The Park District had argued that the City had no authority over employment decisions of the Park District. Allowing the City to proceed against the Park District “would interfere with its authority pursuant to the Park District Code to manage its own affairs.” However, the court rejected this argument relying on a First District case finding that Cook County had authority to enforce its Human Rights Act against a school district (Bremen Community High School District No 228 v. Cook County Commission on Human Rights, 2012 IL App (1st) 112177).
The court said the legislature did not provide park districts with authority to discriminate or retaliate against their employees for filing a complaint alleging discrimination. Therefore the city does not interfere with park district authority or frustrate its core functions.

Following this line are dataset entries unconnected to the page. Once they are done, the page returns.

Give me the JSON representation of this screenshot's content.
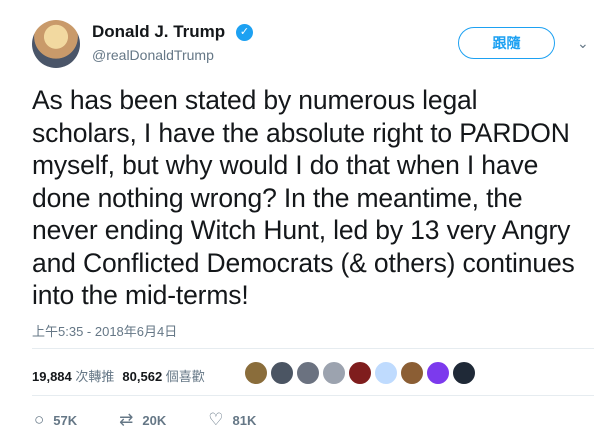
{
  "user": {
    "name": "Donald J. Trump",
    "handle": "@realDonaldTrump",
    "verified_symbol": "✓"
  },
  "follow_label": "跟隨",
  "more_symbol": "⌄",
  "tweet_text": "As has been stated by numerous legal scholars, I have the absolute right to PARDON myself, but why would I do that when I have done nothing wrong? In the meantime, the never ending Witch Hunt, led by 13 very Angry and Conflicted Democrats (& others) continues into the mid-terms!",
  "timestamp": "上午5:35 - 2018年6月4日",
  "stats": {
    "retweets_count": "19,884",
    "retweets_label": "次轉推",
    "likes_count": "80,562",
    "likes_label": "個喜歡"
  },
  "likers": [
    {
      "color": "#8a6d3b",
      "icon": "avatar"
    },
    {
      "color": "#4b5563",
      "icon": "avatar"
    },
    {
      "color": "#6b7280",
      "icon": "avatar"
    },
    {
      "color": "#9ca3af",
      "icon": "avatar"
    },
    {
      "color": "#7f1d1d",
      "icon": "avatar"
    },
    {
      "color": "#bfdbfe",
      "icon": "avatar"
    },
    {
      "color": "#8b5e34",
      "icon": "avatar"
    },
    {
      "color": "#7c3aed",
      "icon": "avatar"
    },
    {
      "color": "#1f2937",
      "icon": "avatar"
    }
  ],
  "actions": [
    {
      "name": "reply",
      "icon": "comment-icon",
      "symbol": "○",
      "count": "57K"
    },
    {
      "name": "retweet",
      "icon": "retweet-icon",
      "symbol": "⇄",
      "count": "20K"
    },
    {
      "name": "like",
      "icon": "heart-icon",
      "symbol": "♡",
      "count": "81K"
    }
  ],
  "colors": {
    "accent": "#1da1f2",
    "muted": "#657786",
    "text": "#14171a",
    "divider": "#e6ecf0"
  }
}
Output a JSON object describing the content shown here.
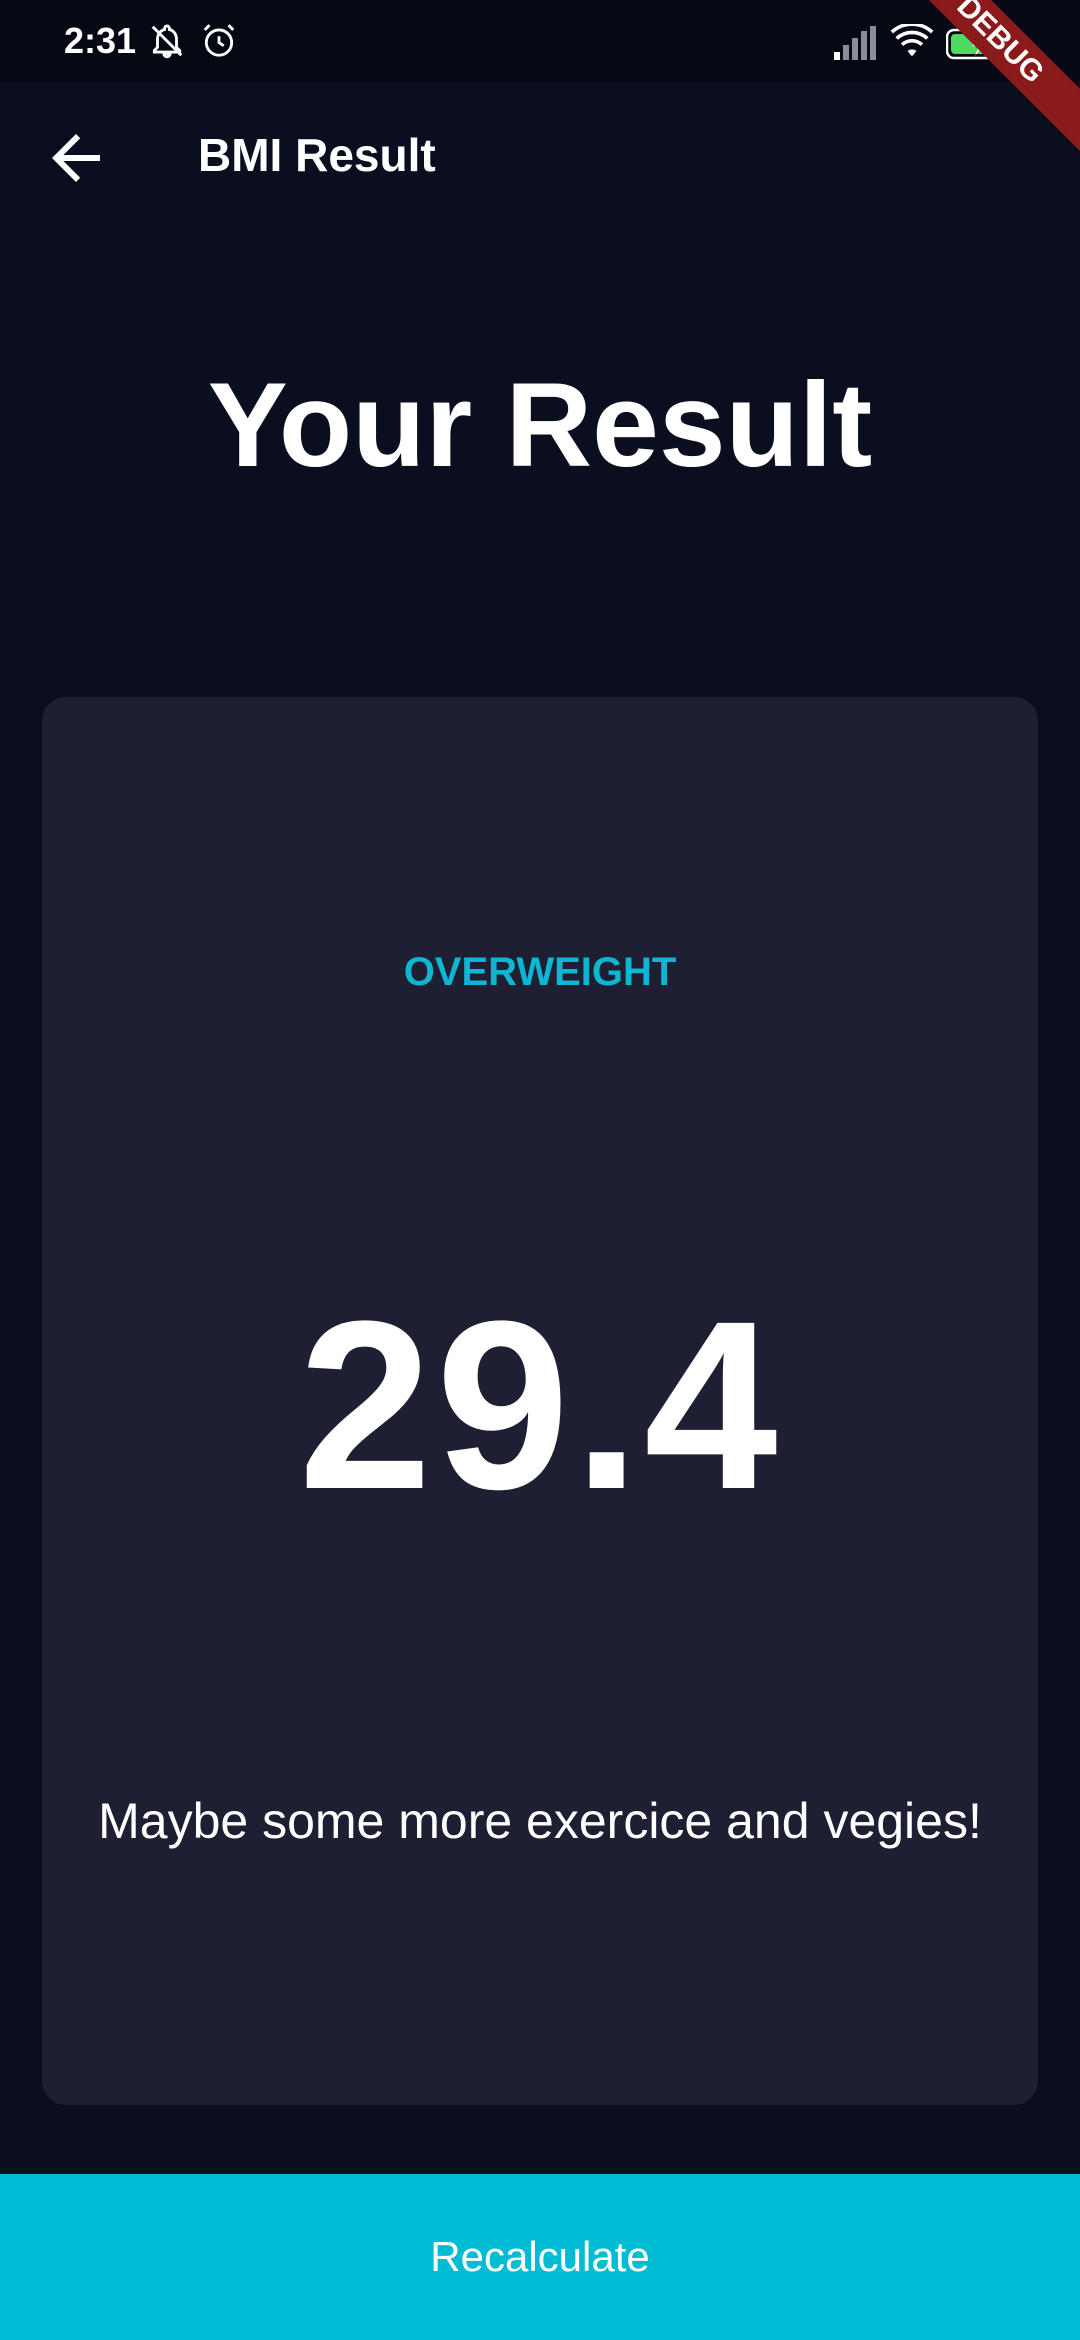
{
  "status_bar": {
    "time": "2:31",
    "icons": [
      "notifications-off-icon",
      "alarm-icon",
      "signal-icon",
      "wifi-icon",
      "battery-charging-icon"
    ]
  },
  "debug_banner": "DEBUG",
  "app_bar": {
    "back_icon": "arrow-back-icon",
    "title": "BMI Result"
  },
  "page_title": "Your Result",
  "result": {
    "category": "OVERWEIGHT",
    "bmi": "29.4",
    "advice": "Maybe some more exercice and vegies!"
  },
  "recalculate_label": "Recalculate",
  "colors": {
    "background": "#0b0e1e",
    "card": "#1e1f33",
    "accent": "#00bcd4",
    "category": "#0fb6d4",
    "debug_banner": "#8b1a1a"
  }
}
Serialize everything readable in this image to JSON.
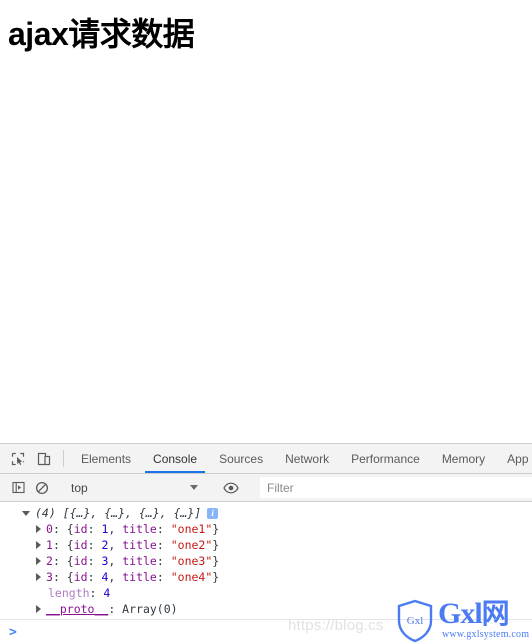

The court further stated that local governments were given authority under the Illinois Human Rights Act to police discrimination (775 ILCS 5/7-108A “A political subdivision, ….may create a local department or commission ….to promote the purposes of this Act…and secure for all individuals within the jurisdiction of the political subdivision…freedom from unlawful discrimination…”)
In the Decatur case, the Park District sought the arrest of an employee for surreptitiously recording a conversation with her supervisor. The employee alleged the District only sought her arrest because she had recently filed a discrimination complaint against the district. The Decatur Human Rights officer found probable cause to believe the District had retaliated against the employee for filing a discrimination complaint.
The Decatur case helps resolve the legal relationship between municipal and park district authority in relation to Human Rights matters. The case also illustrates the need to consult with counsel when faced with employment discrimination matters.